Sebagai pendeta muda yang ditahbiskan pada 8 Februari 2025, Pdt. Dinah Bessdorina Maribunga, S.Fil memiliki pandangan tersendiri mengenai fenomena AI yang tengah berkembang pesat. Ia melihat AI bukan hanya sebagai alat, tetapi sebagai anugerah Tuhan yang bisa membantu manusia dalam keterbatasannya.
Menurut Pdt. Dinah, AI merupakan hasil dari kecerdasan manusia yang bertujuan untuk mempermudah dan membantu manusia.
“AI merupakan anugerah Tuhan melalui kecerdasan manusia yang dapat menciptakan sistem bantuan berpikir bagi manusia,” ujar Pdt. Dinah, salah satu peserta yang mengikuti HUT 94 Sinode GKJ di Salatiga
Namun, ia juga menegaskan, meskipun AI cukup bermanfaat, ada sisi gelap di balik kemajuan teknologi ini. Pdt. Dinah mengungkapkan keprihatinannya terhadap penyalahgunaan AI oleh sebagian orang yang memanfaatkan teknologi ini guna kepentingan pribadi semata.
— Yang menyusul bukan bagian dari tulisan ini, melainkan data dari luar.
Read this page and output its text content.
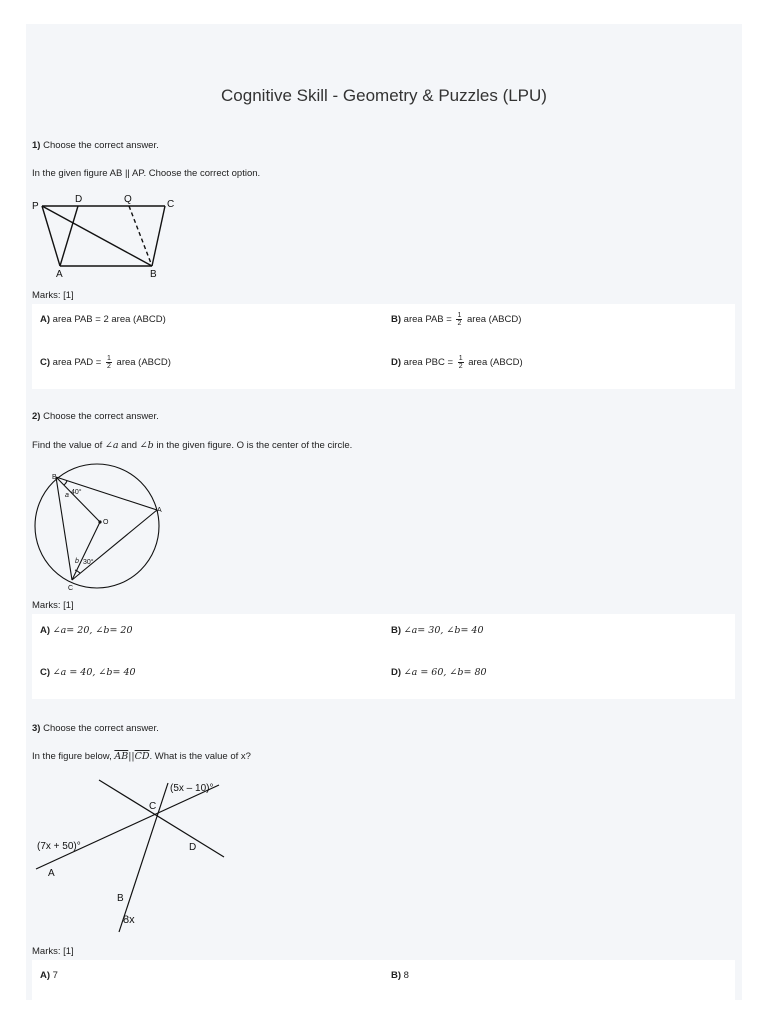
Cognitive Skill - Geometry & Puzzles (LPU)
1) Choose the correct answer.
In the given figure AB || AP. Choose the correct option.
P
D	Q	C
A	B
Marks: [1]
A) area PAB = 2 area (ABCD)	B) area PAB = $\frac{1}{2}$ area (ABCD)
C) area PAD = $\frac{1}{2}$ area (ABCD)	D) area PBC = $\frac{1}{2}$ area (ABCD)
2) Choose the correct answer.
Find the value of ∠a and ∠b in the given figure. O is the center of the circle.
B
A
O
C
a 40°
b 30°
Marks: [1]
A) ∠a= 20, ∠b= 20	B) ∠a= 30, ∠b= 40
C) ∠a = 40, ∠b= 40	D) ∠a = 60, ∠b= 80
3) Choose the correct answer.
In the figure below, $\overline{AB}||\overline{CD}$. What is the value of x?
(5x – 10)°
C
(7x + 50)°	D
A
B
8x
Marks: [1]
A) 7	B) 8
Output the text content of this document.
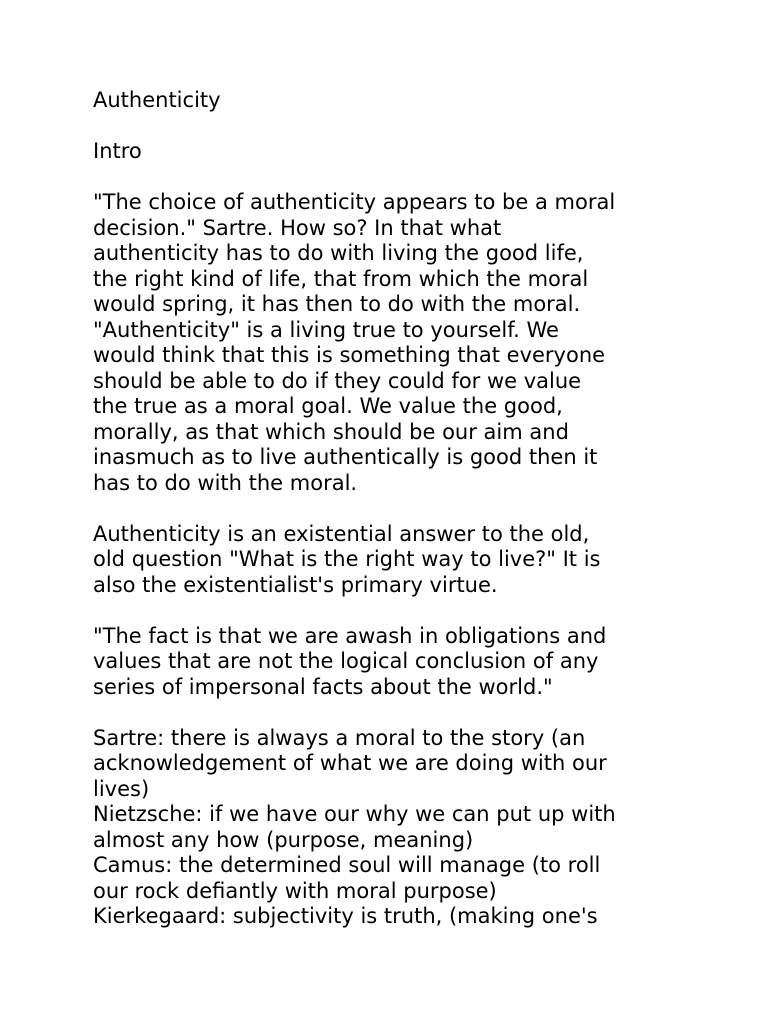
Authenticity
Intro
"The choice of authenticity appears to be a moral
decision." Sartre. How so? In that what
authenticity has to do with living the good life,
the right kind of life, that from which the moral
would spring, it has then to do with the moral.
"Authenticity" is a living true to yourself. We
would think that this is something that everyone
should be able to do if they could for we value
the true as a moral goal. We value the good,
morally, as that which should be our aim and
inasmuch as to live authentically is good then it
has to do with the moral.
Authenticity is an existential answer to the old,
old question "What is the right way to live?" It is
also the existentialist's primary virtue.
"The fact is that we are awash in obligations and
values that are not the logical conclusion of any
series of impersonal facts about the world."
Sartre: there is always a moral to the story (an
acknowledgement of what we are doing with our
lives)
Nietzsche: if we have our why we can put up with
almost any how (purpose, meaning)
Camus: the determined soul will manage (to roll
our rock defiantly with moral purpose)
Kierkegaard: subjectivity is truth, (making one's
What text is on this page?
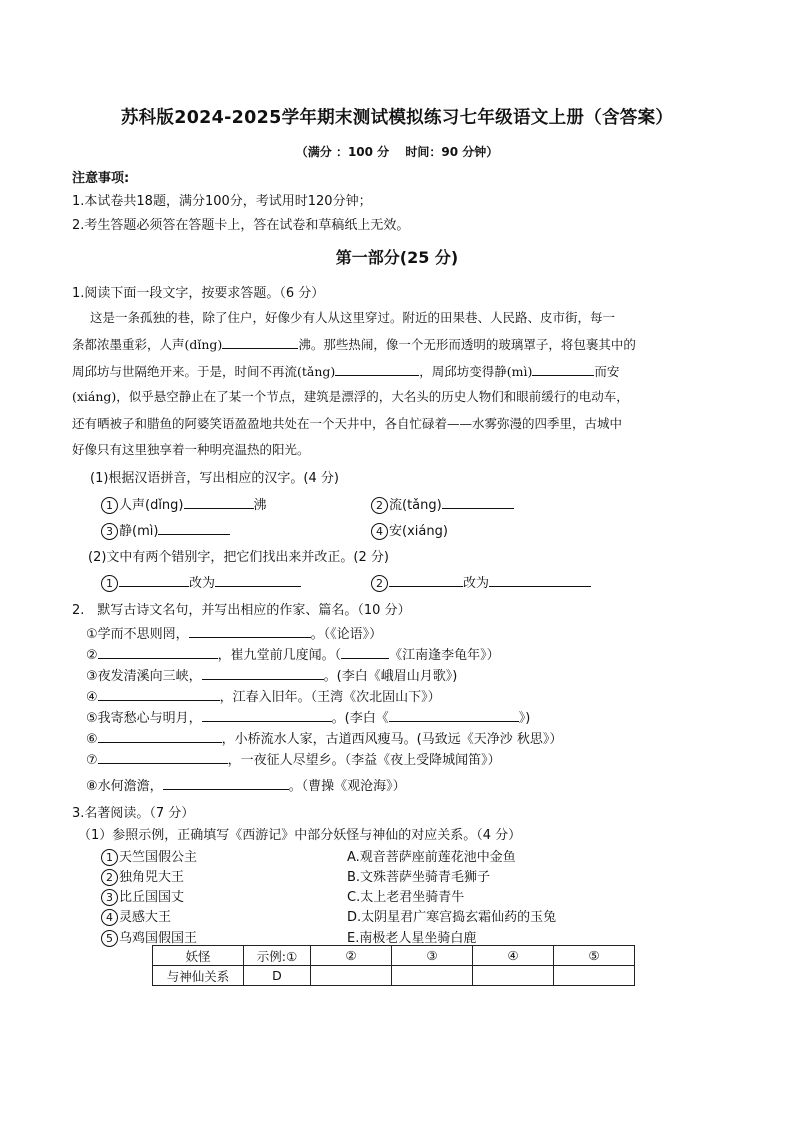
苏科版2024-2025学年期末测试模拟练习七年级语文上册（含答案）
（满分 ：100 分　 时间：90 分钟）
注意事项:
1.本试卷共18题，满分100分，考试用时120分钟；
2.考生答题必须答在答题卡上，答在试卷和草稿纸上无效。
第一部分(25 分)
1.阅读下面一段文字，按要求答题。（6 分）
这是一条孤独的巷，除了住户，好像少有人从这里穿过。附近的田果巷、人民路、皮市街，每一
条都浓墨重彩，人声(dǐng)	沸。那些热闹，像一个无形而透明的玻璃罩子，将包裹其中的
周邱坊与世隔绝开来。于是，时间不再流(tǎng)	，周邱坊变得静(mì)	而安
(xiáng)，似乎悬空静止在了某一个节点，建筑是漂浮的，大名头的历史人物们和眼前缓行的电动车，
还有晒被子和腊鱼的阿婆笑语盈盈地共处在一个天井中，各自忙碌着——水雾弥漫的四季里，古城中
好像只有这里独享着一种明亮温热的阳光。
(1)根据汉语拼音，写出相应的汉字。(4 分)
1 人声(dǐng)	沸	2 流(tǎng)
3 静(mì)	4 安(xiáng)
(2)文中有两个错别字，把它们找出来并改正。(2 分)
1	改为	2	改为
2.　默写古诗文名句，并写出相应的作家、篇名。（10 分）
①学而不思则罔，	。（《论语》）
②	，崔九堂前几度闻。（	《江南逢李龟年》）
③夜发清溪向三峡，	。(李白《峨眉山月歌》)
④	，江春入旧年。（王湾《次北固山下》）
⑤我寄愁心与明月，	。(李白《	》)
⑥	，小桥流水人家，古道西风瘦马。(马致远《天净沙 秋思》）
⑦	，一夜征人尽望乡。（李益《夜上受降城闻笛》）
⑧水何澹澹，	。（曹操《观沧海》）
3.名著阅读。（7 分）
（1）参照示例，正确填写《西游记》中部分妖怪与神仙的对应关系。（4 分）
1 天竺国假公主
2 独角兕大王
3 比丘国国丈
4 灵感大王
5 乌鸡国假国王
A.观音菩萨座前莲花池中金鱼
B.文殊菩萨坐骑青毛狮子
C.太上老君坐骑青牛
D.太阴星君广寒宫捣玄霜仙药的玉兔
E.南极老人星坐骑白鹿
妖怪	示例:①	②	③	④	⑤
与神仙关系	D				
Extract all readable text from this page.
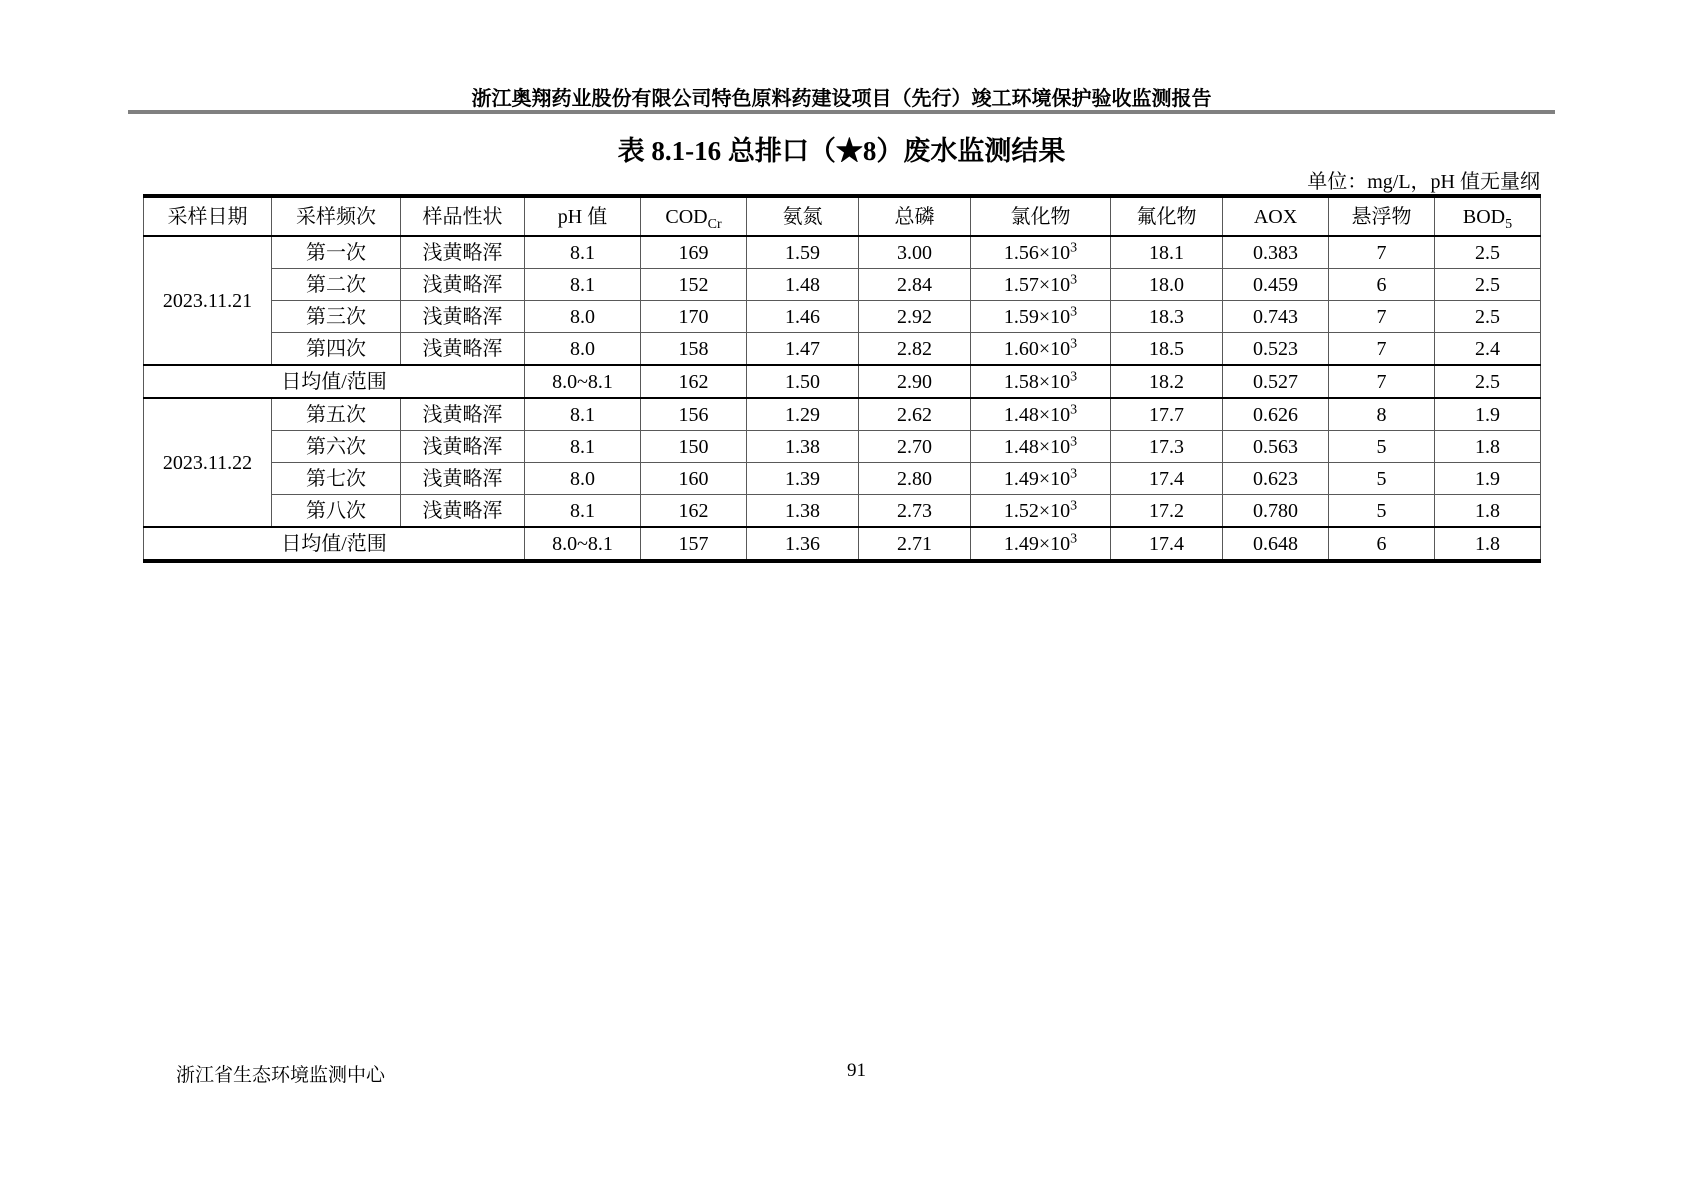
浙江奥翔药业股份有限公司特色原料药建设项目（先行）竣工环境保护验收监测报告
表 8.1-16 总排口（★8）废水监测结果
单位：mg/L，pH 值无量纲
采样日期	采样频次	样品性状	pH 值	$COD_{Cr}$	氨氮	总磷	氯化物	氟化物	AOX	悬浮物	$BOD_5$
2023.11.21	第一次	浅黄略浑	8.1	169	1.59	3.00	$1.56\times 10^3$	18.1	0.383	7	2.5
	第二次	浅黄略浑	8.1	152	1.48	2.84	$1.57\times 10^3$	18.0	0.459	6	2.5
	第三次	浅黄略浑	8.0	170	1.46	2.92	$1.59\times 10^3$	18.3	0.743	7	2.5
	第四次	浅黄略浑	8.0	158	1.47	2.82	$1.60\times 10^3$	18.5	0.523	7	2.4
日均值/范围			8.0~8.1	162	1.50	2.90	$1.58\times 10^3$	18.2	0.527	7	2.5
2023.11.22	第五次	浅黄略浑	8.1	156	1.29	2.62	$1.48\times 10^3$	17.7	0.626	8	1.9
	第六次	浅黄略浑	8.1	150	1.38	2.70	$1.48\times 10^3$	17.3	0.563	5	1.8
	第七次	浅黄略浑	8.0	160	1.39	2.80	$1.49\times 10^3$	17.4	0.623	5	1.9
	第八次	浅黄略浑	8.1	162	1.38	2.73	$1.52\times 10^3$	17.2	0.780	5	1.8
日均值/范围			8.0~8.1	157	1.36	2.71	$1.49\times 10^3$	17.4	0.648	6	1.8
浙江省生态环境监测中心	91
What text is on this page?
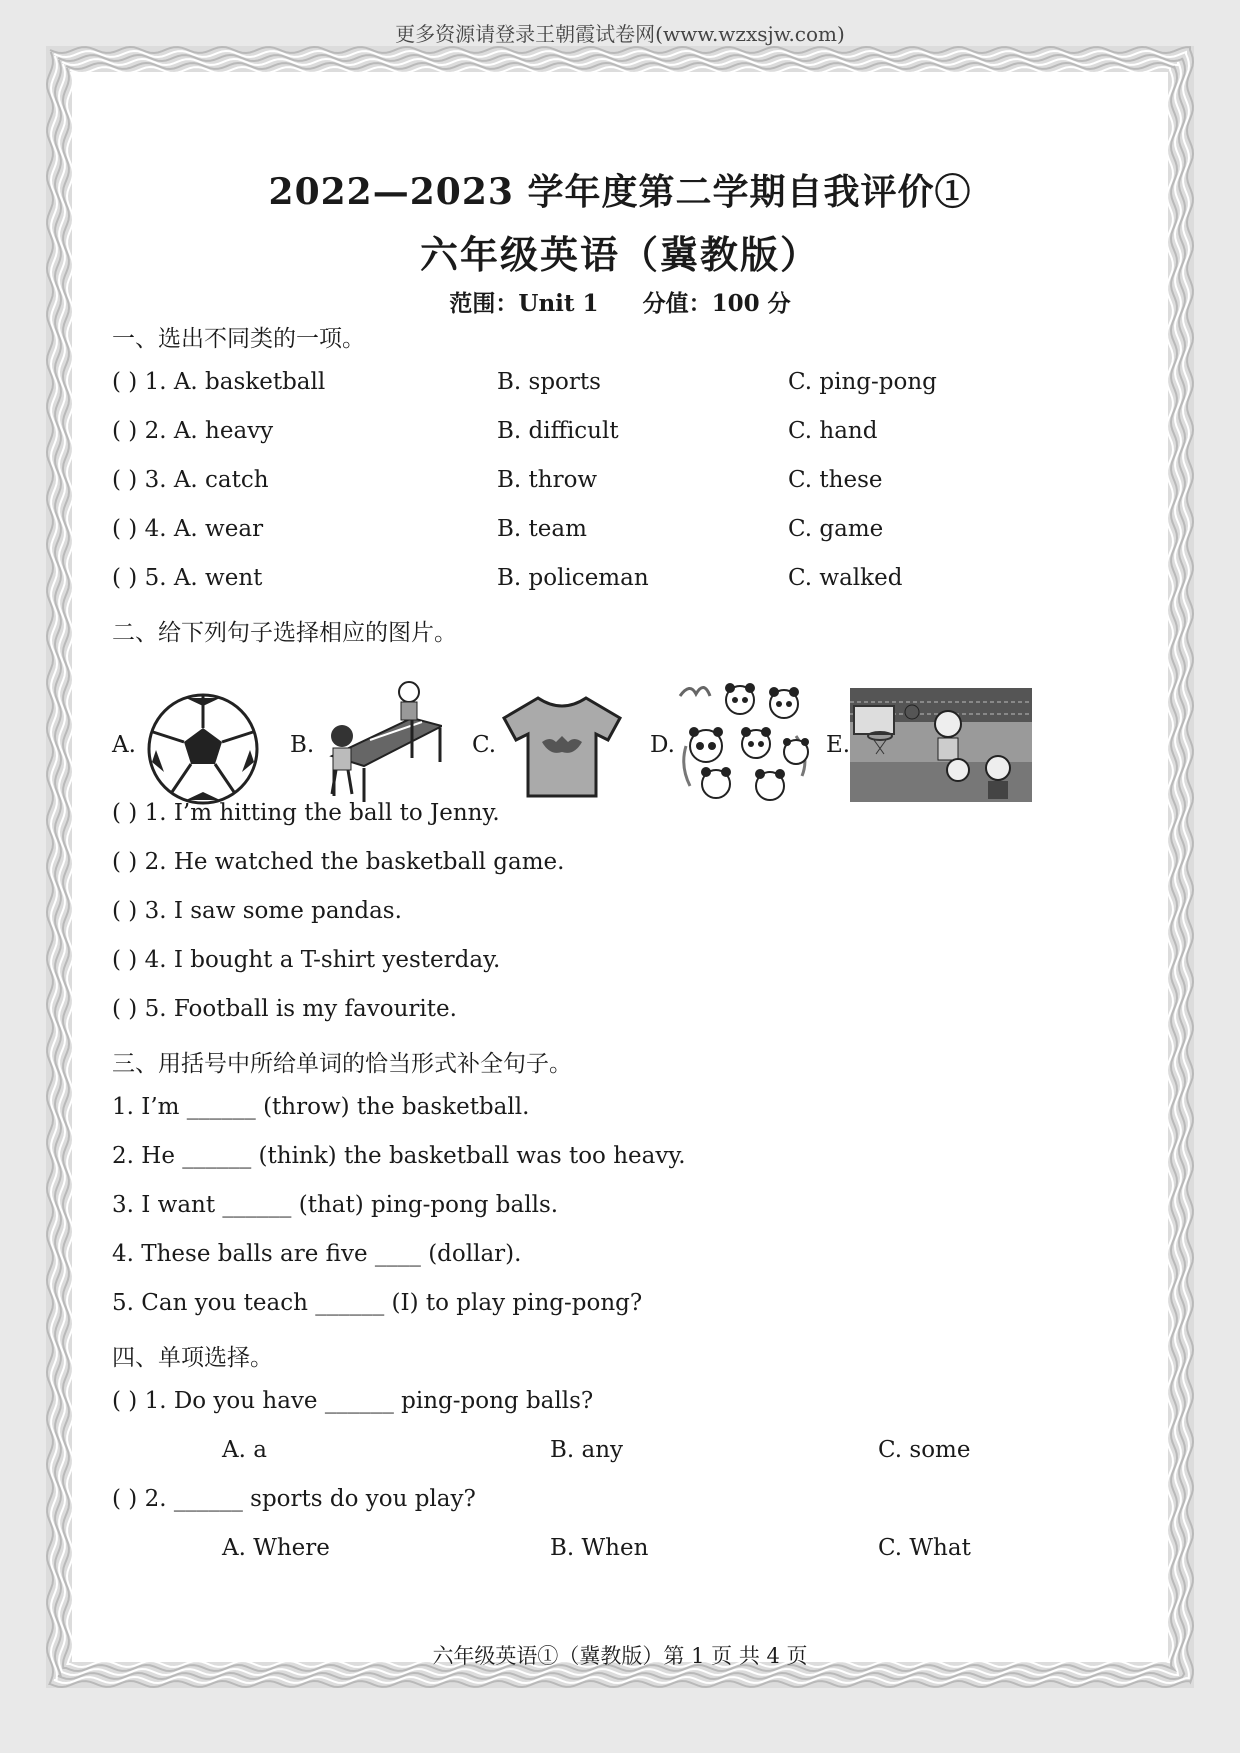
更多资源请登录王朝霞试卷网(www.wzxsjw.com)
2022—2023 学年度第二学期自我评价①
六年级英语（冀教版）
范围：Unit 1 分值：100 分
一、选出不同类的一项。
( ) 1. A. basketball	B. sports	C. ping-pong
( ) 2. A. heavy	B. difficult	C. hand
( ) 3. A. catch	B. throw	C. these
( ) 4. A. wear	B. team	C. game
( ) 5. A. went	B. policeman	C. walked
二、给下列句子选择相应的图片。
A.	B.	C.	D.	E.
( ) 1. I’m hitting the ball to Jenny.
( ) 2. He watched the basketball game.
( ) 3. I saw some pandas.
( ) 4. I bought a T-shirt yesterday.
( ) 5. Football is my favourite.
三、用括号中所给单词的恰当形式补全句子。
1. I’m ______ (throw) the basketball.
2. He ______ (think) the basketball was too heavy.
3. I want ______ (that) ping-pong balls.
4. These balls are five ____ (dollar).
5. Can you teach ______ (I) to play ping-pong?
四、单项选择。
( ) 1. Do you have ______ ping-pong balls?
A. a	B. any	C. some
( ) 2. ______ sports do you play?
A. Where	B. When	C. What
六年级英语①（冀教版）第 1 页 共 4 页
Sebab, kini tidak sedikit orang yang kehilangan pekerjaan karena tugas-tugas mereka yang sebelumnya dapat dikerjakan manusia, kini digantikan oleh teknologi AI.
“Atas nama efisiensi, ada orang-orang tertentu yang memanfaatkan kecanggihan AI untuk keuntungan diri dan kelompok bisnisnya. Menggantikan tenaga manusia, karena dengan menggunakan AI, pekerjaan menjadi cepat selesai. Tidak sedikit pekerjaan yang dapat digantikan AI. Dampaknya, tidak sedikit orang yang kehilangan pekerjaan karena AI,” lanjutnya.
Kendati demikian, Pdt. Dinah menekankan pentingnya hidup berdampingan dengan ekosistem digital yang semakin berkembang ini.
“AI telah menjadi ekosistem bagi manusia saat ini, dan sebaiknya manusia dapat hidup berdampingan dengan ekosistem digital ini,” tegasnya.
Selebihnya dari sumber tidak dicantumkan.